Details
-
Improvement
-
Status: Resolved
-
Major
-
Resolution: Fixed
-
3.1.2
-
None
Description
Currently the streaming progress is missing a few important stateful operator metrics in StateOperatorProgress. Each stateful operator consists of multiple steps. Ex: flatMapGroupsWithState has two major steps: 1) processing the input and 2) timeout processing to remove entries from the state which have expired. The main motivation is to track down the time it took for each individual step (such as timeout processing, watermark processing etc) and how much data is processed to pinpoint the bottlenecks and compare for reasoning why some microbatches are slow compared to others in the same job.
Below are the final metrics common to all stateful operators (the one in bold-italic are proposed new). These metrics are in StateOperatorProgress which is part of StreamingQueryProgress.

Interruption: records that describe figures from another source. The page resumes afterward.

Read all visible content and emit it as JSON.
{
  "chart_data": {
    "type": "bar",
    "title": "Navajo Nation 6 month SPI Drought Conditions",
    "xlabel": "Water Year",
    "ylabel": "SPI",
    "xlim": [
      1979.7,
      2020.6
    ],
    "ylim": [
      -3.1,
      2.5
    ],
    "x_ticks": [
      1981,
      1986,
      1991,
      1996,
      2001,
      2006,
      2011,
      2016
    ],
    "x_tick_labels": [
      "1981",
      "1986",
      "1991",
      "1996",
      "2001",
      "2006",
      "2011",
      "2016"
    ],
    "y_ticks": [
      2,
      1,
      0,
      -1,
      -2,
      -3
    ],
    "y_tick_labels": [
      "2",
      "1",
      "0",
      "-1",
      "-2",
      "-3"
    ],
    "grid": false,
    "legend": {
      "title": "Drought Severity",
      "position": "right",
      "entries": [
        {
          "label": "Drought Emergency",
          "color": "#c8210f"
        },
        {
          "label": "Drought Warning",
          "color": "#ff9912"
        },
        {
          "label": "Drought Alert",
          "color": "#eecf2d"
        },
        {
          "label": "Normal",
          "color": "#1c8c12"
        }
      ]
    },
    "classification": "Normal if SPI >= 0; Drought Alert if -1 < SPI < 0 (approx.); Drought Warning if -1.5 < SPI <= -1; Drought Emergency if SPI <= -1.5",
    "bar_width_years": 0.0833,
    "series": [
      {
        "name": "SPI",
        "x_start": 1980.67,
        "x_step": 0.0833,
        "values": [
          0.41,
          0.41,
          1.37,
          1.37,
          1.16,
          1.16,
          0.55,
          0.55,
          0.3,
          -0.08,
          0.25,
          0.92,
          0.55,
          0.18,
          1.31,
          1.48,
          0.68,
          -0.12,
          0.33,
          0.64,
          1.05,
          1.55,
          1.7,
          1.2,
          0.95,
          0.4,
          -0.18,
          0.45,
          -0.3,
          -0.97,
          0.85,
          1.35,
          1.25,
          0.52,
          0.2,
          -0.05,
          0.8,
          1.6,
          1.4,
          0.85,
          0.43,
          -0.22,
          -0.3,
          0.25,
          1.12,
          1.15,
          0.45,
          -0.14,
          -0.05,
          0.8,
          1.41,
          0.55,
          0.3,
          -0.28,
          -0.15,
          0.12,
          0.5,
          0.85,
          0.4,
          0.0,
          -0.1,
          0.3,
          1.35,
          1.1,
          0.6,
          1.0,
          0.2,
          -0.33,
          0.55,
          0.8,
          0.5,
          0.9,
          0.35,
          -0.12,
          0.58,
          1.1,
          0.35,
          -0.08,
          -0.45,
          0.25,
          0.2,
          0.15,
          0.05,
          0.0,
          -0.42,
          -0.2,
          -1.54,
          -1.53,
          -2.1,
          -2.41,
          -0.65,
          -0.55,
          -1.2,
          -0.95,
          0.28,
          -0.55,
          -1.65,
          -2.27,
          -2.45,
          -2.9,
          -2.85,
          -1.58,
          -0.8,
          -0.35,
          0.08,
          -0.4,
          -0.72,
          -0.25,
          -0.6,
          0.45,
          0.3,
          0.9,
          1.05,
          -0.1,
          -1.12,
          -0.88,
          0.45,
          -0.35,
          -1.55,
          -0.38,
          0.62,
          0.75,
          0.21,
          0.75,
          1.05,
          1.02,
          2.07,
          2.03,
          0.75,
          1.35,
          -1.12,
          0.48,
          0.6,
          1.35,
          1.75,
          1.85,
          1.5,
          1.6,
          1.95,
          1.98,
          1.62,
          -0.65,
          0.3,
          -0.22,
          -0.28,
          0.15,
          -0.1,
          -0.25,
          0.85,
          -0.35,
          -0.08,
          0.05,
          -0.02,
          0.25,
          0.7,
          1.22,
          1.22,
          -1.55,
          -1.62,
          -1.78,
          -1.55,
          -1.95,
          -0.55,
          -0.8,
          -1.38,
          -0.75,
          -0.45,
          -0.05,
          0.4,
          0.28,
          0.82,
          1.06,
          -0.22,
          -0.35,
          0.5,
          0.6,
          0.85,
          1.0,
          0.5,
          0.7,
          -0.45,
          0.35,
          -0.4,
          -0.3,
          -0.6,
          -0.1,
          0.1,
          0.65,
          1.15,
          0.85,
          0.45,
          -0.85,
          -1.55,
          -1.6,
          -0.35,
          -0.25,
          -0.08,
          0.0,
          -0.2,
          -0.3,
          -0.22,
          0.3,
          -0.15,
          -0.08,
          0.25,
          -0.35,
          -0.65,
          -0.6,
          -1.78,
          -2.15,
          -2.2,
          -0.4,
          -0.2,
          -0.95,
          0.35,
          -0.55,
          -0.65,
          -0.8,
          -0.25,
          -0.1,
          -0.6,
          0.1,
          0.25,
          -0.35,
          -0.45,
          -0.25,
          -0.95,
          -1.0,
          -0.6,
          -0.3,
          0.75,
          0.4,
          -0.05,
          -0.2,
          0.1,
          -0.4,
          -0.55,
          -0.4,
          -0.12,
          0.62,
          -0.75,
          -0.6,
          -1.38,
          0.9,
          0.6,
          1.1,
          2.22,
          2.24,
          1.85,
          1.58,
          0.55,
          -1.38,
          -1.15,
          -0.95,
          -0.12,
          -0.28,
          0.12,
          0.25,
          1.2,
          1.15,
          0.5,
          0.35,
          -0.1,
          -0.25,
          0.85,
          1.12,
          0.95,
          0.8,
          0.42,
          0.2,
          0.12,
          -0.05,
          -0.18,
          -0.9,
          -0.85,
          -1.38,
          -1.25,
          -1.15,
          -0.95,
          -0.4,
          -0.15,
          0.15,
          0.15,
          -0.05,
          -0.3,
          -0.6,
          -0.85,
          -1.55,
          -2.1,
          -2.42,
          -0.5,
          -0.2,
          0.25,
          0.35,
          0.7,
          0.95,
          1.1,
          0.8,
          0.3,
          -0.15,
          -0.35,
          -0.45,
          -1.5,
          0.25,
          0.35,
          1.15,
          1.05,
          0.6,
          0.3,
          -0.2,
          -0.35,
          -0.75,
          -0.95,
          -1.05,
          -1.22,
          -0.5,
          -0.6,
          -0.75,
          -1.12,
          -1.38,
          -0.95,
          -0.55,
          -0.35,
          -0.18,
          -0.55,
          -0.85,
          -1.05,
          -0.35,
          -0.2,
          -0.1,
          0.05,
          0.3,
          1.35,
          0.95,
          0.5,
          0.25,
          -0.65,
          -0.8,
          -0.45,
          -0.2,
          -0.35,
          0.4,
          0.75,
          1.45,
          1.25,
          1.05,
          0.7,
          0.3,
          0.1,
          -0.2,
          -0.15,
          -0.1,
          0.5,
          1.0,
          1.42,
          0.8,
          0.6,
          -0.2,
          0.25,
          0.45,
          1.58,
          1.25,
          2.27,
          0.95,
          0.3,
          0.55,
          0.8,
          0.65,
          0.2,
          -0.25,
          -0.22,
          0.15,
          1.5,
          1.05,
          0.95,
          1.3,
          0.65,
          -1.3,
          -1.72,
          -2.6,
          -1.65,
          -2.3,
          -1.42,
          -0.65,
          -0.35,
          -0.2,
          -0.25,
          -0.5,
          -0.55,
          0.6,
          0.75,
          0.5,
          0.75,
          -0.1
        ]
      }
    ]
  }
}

- operatorName - State operator name. Can help us identify any operator specific slowness and state store usage patterns. Ex. "dedupe" (derived using StateStoreWriter.shortName)
- numRowsTotal - number of rows in the state store across all tasks in a stage where the operator has executed.
- numRowsUpdated - number of rows added to or update in the store
- allUpdatesTimeMs - time taken to add new rows or update existing state store rows across all tasks in a stage where the operator has executed.
- numRowsRemoved - number of rows deleted from state store as part of the state cleanup mechanism across all tasks in a stage where the operator has executed. This number helps measure the state store deletions and impact on checkpoint commit and other latencies.
- allRemovalsTimeMs - time taken to remove the rows from the state store as part of state (also includes the iterating through the entire state store to find which rows to delete) across all tasks in a stage where the operator has executed. If we see jobs spending significant time here, it may justify a better layout in the state store to read only the required rows than the entire state store that is read currently.
- commitTimeMs - time taken to commit the state store changes to external storage for checkpointing. This is cumulative across all tasks in a stage where this operator has executed.
- numShufflePartitions - number of shuffle partitions this state operator is part of. Currently the metrics like times are aggregated across all tasks in a stage where the operator has executed. Having the number shuffle partitions (corresponds to number of tasks) helps us find the average task contribution to the metric.
- numStateStores - number of state stores in the operator across all tasks in the stage. Some stateful operators have more than one state store (eg. stream-stream join). Tracking this number helps us find correlations between state stores instances and microbatch latency.